Jesus also teaches us how to overcome temptation by vigilance. In this Lenten Season therefore, we should attend Mass more regularly, participate in the Stations of the Cross, receive the sacrament of penance along with other pious devotions that can solidify our bond with God. Our fasting should not be because we seek commendation, but because we have that genuine and strong desire to distance ourselves from sin to come closer to God, and to become more generous in almsgiving to the poor and needy. Here in the Archdiocese, we have the Lenten bag collections and other collections to assist prisoners, the internally displaced and many other poor ones.
In the third temptation, the devil tried to lure Jesus to seek political power and wealth instead of embracing His mission of suffering, death and resurrection. The devil in our days, masquerading as friends or relations tempts us to compromise, strike evil bargains or cut corners, to the extent that sin becomes sugar-coated and is hardly confessed for what it is. If a politician lies, it is said that he or she is only being human; if an accountant steals public funds, it is only a mistake of judgement; if a civil servant receives bribe, he or she is only receiving water to drink or kolanut.
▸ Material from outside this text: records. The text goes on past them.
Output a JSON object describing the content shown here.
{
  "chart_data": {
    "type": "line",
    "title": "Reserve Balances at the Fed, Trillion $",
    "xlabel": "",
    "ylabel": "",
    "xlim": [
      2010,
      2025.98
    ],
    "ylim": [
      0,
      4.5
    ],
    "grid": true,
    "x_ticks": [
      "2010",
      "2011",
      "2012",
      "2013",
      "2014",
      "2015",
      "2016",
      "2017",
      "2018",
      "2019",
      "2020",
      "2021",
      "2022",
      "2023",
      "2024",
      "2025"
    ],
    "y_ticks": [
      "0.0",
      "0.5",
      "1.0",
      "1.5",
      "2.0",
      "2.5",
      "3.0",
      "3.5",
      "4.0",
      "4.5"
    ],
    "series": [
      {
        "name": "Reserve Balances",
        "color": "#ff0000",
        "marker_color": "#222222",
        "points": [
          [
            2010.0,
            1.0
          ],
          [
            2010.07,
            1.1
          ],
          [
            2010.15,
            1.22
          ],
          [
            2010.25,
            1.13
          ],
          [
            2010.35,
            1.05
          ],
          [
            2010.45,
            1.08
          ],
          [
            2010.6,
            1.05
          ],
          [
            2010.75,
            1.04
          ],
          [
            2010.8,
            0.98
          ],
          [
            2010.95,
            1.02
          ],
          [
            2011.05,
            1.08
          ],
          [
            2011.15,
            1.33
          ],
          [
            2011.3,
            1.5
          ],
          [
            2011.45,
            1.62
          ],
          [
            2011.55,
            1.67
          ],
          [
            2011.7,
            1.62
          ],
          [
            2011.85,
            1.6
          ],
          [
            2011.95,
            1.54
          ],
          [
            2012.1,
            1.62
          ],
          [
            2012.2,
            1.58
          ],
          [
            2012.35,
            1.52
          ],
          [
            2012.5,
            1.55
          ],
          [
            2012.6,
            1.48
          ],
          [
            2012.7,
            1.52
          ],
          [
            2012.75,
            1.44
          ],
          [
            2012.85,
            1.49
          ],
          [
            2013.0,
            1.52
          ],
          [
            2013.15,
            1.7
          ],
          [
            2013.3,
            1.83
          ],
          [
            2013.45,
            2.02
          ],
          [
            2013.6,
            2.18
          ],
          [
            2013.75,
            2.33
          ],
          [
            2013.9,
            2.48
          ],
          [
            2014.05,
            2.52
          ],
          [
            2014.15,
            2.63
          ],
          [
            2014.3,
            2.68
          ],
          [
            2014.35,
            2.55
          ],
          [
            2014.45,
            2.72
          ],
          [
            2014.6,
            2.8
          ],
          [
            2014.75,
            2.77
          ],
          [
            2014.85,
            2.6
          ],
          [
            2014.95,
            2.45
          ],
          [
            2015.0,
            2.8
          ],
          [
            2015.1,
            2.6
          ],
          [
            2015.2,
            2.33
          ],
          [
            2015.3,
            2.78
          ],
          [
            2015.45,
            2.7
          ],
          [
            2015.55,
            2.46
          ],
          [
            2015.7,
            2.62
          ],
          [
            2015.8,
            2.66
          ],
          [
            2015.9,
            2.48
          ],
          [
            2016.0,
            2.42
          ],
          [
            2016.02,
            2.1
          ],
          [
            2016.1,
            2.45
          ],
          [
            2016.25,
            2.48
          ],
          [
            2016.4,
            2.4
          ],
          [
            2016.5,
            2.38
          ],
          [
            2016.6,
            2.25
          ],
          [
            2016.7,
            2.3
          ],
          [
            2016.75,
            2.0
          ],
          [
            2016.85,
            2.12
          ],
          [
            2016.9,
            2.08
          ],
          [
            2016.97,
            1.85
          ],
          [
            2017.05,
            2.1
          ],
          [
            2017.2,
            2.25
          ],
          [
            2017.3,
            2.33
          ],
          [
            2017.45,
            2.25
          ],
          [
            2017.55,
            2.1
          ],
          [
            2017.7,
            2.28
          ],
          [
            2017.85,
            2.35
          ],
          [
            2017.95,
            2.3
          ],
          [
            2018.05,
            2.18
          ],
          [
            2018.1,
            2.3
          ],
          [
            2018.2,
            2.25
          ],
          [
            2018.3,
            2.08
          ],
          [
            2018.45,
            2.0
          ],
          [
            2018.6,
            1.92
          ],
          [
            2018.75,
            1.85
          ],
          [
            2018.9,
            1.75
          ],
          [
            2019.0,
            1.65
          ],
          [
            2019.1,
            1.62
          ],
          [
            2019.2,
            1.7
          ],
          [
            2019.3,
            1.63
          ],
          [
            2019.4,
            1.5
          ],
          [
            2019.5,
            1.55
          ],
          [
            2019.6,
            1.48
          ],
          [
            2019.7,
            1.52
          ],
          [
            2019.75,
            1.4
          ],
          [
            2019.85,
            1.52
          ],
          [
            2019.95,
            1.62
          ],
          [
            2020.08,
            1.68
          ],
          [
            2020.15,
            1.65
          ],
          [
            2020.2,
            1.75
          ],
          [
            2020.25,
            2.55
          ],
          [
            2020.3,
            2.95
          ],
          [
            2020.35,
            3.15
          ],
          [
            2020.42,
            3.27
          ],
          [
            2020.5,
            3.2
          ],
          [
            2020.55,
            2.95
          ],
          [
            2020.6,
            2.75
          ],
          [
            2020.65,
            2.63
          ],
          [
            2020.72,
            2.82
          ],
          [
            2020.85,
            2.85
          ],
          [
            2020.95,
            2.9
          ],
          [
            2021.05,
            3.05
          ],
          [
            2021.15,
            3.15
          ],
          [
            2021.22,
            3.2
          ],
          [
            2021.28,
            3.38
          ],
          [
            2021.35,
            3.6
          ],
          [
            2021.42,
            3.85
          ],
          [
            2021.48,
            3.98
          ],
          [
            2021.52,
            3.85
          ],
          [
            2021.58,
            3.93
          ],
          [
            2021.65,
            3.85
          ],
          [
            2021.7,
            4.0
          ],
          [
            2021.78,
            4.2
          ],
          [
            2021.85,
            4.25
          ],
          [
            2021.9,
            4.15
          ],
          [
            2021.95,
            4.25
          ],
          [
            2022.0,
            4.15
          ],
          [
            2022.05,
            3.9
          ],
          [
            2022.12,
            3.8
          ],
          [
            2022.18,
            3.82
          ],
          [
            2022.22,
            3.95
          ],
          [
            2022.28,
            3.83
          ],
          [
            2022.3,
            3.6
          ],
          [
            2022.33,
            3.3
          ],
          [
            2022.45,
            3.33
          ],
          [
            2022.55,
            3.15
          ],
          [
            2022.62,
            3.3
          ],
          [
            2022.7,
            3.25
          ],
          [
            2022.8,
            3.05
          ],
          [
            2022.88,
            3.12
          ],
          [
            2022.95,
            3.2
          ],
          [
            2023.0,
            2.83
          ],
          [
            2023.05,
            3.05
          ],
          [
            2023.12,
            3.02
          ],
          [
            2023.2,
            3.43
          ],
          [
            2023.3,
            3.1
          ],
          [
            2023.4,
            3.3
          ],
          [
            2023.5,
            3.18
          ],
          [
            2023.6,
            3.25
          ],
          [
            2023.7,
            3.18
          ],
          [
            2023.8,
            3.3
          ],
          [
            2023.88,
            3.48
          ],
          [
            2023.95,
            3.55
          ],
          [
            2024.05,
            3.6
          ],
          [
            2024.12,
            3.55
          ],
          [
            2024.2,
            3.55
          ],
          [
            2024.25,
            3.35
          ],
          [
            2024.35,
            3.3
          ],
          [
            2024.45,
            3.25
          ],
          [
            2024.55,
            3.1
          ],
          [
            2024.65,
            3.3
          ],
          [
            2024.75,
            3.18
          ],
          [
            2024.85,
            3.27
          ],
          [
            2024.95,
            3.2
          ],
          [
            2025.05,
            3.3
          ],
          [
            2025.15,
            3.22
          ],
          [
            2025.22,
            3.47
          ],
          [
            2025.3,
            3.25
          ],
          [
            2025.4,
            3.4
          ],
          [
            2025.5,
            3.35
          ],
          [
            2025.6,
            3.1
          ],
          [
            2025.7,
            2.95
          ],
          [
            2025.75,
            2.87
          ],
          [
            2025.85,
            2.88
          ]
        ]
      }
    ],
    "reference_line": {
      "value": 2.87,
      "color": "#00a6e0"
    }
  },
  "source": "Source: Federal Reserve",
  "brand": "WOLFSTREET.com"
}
We performed our civic responsibility yesterday by voting for who will become our President and those to represent us at the National Assembly. It is clear that Nigerians truly want a change, and this is the only way we can have that change; not through violence or the reckless use of ill-gotten wealth, but the correct use of the ballot paper, with our votes being treated as sacred. Even though international election observers have commended the fact that in many places the elections were peaceful, we should maintain the political maturity to accept whatever the Independent National Electoral Commission (INEC) faithfully presents before us and before God as the authentic results.
We fervently pray that there will be no manipulation in the transmission of election results, to enable people accept the results without bitterness or hostilities. We call upon the election officials, security agents, the judiciary and all those involved directly or indirectly in the elections to do nothing to suggest that they have been compromised. They should stand for truth and justice, so that these elections will see Nigerians evermore united in true brotherhood and sisterhood, devoid of hostile religious and ethnic antagonism.
Some, like me, believe that the first rain that fell yesterday in the Federal Capital Territory (FCT) may be God’s sign that we truly need a new Nigeria, washed from evil, corruption, immorality, division, etc.
May our Lenten season help us and all Nigerians to have a true change of heart, focusing on what unites us rather than what divides us.